WASHINGTON — WASHINGTON - First it was the heads of Detroit's Big Three automakers who offered public pledges to cut costs, shrink their vehicle lines, go green and slash their salaries in the quest for a desperately needed government bailout.
Yesterday, it was the workers' turn to sacrifice before crucial congressional hearings begin this morning on the automakers' request for $34 billion in emergency loans.
United Auto Workers President Ron Gettelfinger said the union would allow General Motors, Ford and Chrysler to delay billions of dollars in payments to a retiree health-care trust and suspend a jobs bank that pays laid-off workers. The union also would consider other cost-cutting changes, he said.

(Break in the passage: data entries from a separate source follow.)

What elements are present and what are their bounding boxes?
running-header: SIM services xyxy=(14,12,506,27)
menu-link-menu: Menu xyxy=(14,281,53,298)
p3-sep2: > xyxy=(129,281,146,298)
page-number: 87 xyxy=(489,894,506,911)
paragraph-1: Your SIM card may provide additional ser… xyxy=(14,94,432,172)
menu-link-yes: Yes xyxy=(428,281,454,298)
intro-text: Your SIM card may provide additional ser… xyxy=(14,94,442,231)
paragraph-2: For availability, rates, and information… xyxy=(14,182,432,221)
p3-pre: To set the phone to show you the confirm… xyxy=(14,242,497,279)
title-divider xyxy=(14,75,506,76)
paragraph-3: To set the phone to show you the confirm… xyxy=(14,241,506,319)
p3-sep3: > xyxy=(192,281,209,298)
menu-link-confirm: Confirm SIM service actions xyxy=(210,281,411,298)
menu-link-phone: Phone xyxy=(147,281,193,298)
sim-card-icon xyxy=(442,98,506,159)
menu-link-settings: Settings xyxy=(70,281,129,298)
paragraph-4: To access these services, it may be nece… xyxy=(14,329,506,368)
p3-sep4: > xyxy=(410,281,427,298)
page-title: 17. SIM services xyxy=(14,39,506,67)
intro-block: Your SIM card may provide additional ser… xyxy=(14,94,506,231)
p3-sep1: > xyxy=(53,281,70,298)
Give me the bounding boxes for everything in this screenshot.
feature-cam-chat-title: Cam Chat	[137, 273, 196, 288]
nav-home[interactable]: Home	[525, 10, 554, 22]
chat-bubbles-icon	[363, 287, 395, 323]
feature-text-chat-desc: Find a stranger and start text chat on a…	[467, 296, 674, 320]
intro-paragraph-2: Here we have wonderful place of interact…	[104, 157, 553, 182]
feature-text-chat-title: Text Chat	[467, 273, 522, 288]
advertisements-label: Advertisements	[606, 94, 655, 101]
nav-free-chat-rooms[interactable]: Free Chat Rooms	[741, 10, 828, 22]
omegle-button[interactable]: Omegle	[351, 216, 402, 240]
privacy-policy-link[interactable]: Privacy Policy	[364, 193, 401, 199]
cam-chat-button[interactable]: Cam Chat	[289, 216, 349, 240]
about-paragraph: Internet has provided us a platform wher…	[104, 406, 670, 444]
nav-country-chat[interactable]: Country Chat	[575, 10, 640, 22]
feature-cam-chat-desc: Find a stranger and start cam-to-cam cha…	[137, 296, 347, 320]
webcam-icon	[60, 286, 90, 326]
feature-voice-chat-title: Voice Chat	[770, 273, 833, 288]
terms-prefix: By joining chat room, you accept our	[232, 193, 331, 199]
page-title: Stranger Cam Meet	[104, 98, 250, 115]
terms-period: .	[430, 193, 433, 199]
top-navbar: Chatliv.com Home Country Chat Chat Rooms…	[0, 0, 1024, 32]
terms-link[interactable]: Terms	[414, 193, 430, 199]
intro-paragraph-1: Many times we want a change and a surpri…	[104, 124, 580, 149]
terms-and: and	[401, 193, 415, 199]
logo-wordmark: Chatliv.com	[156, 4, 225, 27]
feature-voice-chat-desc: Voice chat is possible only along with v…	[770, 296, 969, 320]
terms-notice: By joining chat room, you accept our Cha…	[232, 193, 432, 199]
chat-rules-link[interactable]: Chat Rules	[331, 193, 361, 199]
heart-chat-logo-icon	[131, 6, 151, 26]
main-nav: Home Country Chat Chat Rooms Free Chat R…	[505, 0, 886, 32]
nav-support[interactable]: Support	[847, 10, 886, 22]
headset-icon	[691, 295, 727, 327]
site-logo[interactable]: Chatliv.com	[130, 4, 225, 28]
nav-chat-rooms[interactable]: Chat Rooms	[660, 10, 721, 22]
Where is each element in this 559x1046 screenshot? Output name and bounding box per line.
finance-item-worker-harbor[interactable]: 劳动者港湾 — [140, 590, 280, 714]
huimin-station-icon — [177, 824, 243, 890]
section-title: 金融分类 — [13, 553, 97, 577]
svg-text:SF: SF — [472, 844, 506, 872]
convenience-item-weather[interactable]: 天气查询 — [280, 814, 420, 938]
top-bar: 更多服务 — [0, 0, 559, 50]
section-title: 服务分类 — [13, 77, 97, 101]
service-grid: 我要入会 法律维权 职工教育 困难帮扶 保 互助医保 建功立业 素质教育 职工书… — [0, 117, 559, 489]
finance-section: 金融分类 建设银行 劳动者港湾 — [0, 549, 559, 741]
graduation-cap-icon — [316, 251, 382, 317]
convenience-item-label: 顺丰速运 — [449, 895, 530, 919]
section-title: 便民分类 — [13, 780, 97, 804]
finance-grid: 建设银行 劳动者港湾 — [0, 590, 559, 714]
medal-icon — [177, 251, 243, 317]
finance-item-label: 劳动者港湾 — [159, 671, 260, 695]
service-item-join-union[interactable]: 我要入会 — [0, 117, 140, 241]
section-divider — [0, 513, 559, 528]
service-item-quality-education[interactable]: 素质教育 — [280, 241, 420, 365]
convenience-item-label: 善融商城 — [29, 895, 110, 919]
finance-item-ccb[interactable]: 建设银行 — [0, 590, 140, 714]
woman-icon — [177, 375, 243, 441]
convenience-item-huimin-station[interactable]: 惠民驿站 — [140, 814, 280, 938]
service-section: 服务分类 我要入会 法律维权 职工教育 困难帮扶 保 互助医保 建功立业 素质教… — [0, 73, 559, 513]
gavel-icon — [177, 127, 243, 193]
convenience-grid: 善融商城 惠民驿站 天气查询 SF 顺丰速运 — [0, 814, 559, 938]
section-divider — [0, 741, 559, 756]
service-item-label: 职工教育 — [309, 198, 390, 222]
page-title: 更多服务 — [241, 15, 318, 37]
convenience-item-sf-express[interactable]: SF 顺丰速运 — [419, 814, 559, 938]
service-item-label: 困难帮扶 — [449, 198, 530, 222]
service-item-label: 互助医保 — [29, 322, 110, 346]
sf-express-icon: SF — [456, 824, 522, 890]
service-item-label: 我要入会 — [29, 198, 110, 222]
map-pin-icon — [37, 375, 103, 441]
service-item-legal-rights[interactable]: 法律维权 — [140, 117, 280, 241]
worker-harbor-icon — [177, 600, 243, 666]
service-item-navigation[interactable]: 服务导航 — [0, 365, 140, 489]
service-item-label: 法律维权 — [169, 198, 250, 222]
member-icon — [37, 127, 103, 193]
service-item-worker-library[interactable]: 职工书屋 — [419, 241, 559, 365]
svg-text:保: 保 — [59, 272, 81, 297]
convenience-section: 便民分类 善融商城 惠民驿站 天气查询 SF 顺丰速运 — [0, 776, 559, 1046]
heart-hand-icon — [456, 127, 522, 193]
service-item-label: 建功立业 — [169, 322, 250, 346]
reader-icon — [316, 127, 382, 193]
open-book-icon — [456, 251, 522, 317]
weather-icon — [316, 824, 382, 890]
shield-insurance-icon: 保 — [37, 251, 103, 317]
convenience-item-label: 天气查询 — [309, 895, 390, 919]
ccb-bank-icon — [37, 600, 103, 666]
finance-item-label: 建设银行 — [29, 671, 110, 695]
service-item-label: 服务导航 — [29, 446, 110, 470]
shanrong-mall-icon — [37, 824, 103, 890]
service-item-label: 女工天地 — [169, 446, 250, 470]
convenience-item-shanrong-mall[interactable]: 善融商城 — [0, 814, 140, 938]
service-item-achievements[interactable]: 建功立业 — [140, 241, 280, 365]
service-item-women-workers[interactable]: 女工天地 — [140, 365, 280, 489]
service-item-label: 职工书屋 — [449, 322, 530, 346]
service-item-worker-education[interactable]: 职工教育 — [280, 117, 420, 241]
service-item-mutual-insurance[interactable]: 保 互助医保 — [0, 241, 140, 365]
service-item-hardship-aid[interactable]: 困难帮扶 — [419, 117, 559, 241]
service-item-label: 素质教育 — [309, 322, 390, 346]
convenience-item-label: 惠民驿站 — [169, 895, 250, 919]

But Gettelfinger complained that after workers agreed to major concessions in 2005 and 2007, the union and the companies were being asked to make significant new sacrifices in order to secure federal aid, while big financial institutions such as Citigroup gave up relatively little to secure much larger amounts of taxpayer money.
"Are we going to blame the autoworkers, who are, by the way, 10 percent of the cost of an automobile ... or are we going to take a look at what's happened to our economy, to the housing crunch, to the Wall Street bailout and the failures on Wall Street?" Gettelfinger said during a televised Detroit news conference as union members cheered.
"I'm having a little problem myself here understanding why there's a double standard here, but we accept it, and we'll play by those rules," he said.
The union's announcement came one day after General Motors said it faced insolvency by the end of the year without $4 billion in immediate federal aid, with billions more needed in 2009. Chrysler said it needed $7 billion or could run out of cash early next year. And Ford, which requested a "standby line of credit" of up to $9 billion, warned that a failure by one of its U.S. competitors could take the others with it.
Michigan Republican Rep. Fred Upton, co-chairman of the House Auto Caucus, said the union moves should help sway skeptical lawmakers. "Everyone's got to tighten their belt; that includes the UAW as well as management," he said.
The Detroit CEOs performed so poorly in requesting federal help last month that Democratic congressional leaders told them to deliver detailed turnaround plans this week and gave them a second chance to plead their case.